An ISA (Individual Savings Allowance) is a simple vehicle for savings and investment. Their tax-effective structure means that they are often high on the list of recommendations when people request financial advice.
What exactly is an ISA
An ISA allows any adult to save up to £11,280 per year out of their post-tax income without being liable for any tax payable on the income from their investment. Up to a maximum of £5,640 of these savings can be held in cash. The rest must be held in stocks and shares. In 2010 it was agreed that in future years the amount which could be held in an ISA would increase in line with inflation, rounded up to the nearest £120 (for the convenience of those saving out of their monthly salaries). This means that after April 6th 2013, the limits will be increased to a total of £11,520 per year of which £5,760 can be in cash.
How to save without paying tax
Financial advisers often recommend ISAs because the income generated from them is exempt from further taxation. The one exception to this is that interest on cash held in a stocks and shares ISA is liable to a 20% charge. This is essentially to encourage people to invest their money an stocks and shares rather than treating this part of their ISA as an extension of their savings account. It should be noted that it is entirely possible for there to be a significant difference between the interest rates offered on the the cash component of an ISA and the interest rates offered on cash deposits in the stocks and shares component of an ISA.
What goes in ISAs?
The cash component of an ISA works in essentially the same way as a standard savings account with the exception that if a saver makes a withdrawal, the money can not be replaced later. The reason for this is that ISA limits are the total limits of all money which can be paid in during the year. So if, for example, a saver pays in £5,640 and then withdraws £2,000, paying it back would result in a total of £7,640 being paid in over the year, which is above the limit.
For stocks and shares component must contain one or more of a range of qualifying investments, which include: unit trusts, investment trusts, individual shares and various bonds. Financial advisers will be able to advise on the best options for your particular situation.
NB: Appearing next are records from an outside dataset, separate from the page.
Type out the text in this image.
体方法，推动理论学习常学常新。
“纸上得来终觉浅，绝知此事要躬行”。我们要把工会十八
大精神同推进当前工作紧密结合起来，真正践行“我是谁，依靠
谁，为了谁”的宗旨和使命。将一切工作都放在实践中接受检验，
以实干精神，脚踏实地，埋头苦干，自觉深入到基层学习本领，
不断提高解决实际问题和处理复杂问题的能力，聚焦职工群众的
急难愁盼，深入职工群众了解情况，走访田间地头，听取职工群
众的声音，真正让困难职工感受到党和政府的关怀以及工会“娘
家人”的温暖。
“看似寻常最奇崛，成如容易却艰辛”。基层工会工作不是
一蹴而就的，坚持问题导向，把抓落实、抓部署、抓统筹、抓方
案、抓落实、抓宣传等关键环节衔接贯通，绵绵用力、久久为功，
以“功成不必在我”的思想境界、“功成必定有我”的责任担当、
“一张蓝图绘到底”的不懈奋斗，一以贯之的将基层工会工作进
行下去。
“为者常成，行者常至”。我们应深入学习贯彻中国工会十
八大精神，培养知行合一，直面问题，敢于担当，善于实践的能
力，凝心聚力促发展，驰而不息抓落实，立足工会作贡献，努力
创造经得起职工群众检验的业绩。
Use your full ISA allowance and your spouse’s
Although individuals can choose how much to set aside for their ISA, most people aim to take advantage of their full allowance. As it is an individual allowance, couples can have one ISA each, meaning that they can save a total of £22,560 per year of which £11,280 can be in cash. Since the two ISAs will be separate, couples can choose whether to have a mixture of cash and investments in both or to keep one purely for investments. There are also junior ISAs, which have slightly different rules.
How to switch ISAs
ISA transfers must be carried out between ISA providers. If an individual withdraws cash (or liquidates investments) themselves this will be treated as a standard withdrawal and paying the money into another ISA will only be permitted if the amount is below the annual investment limit.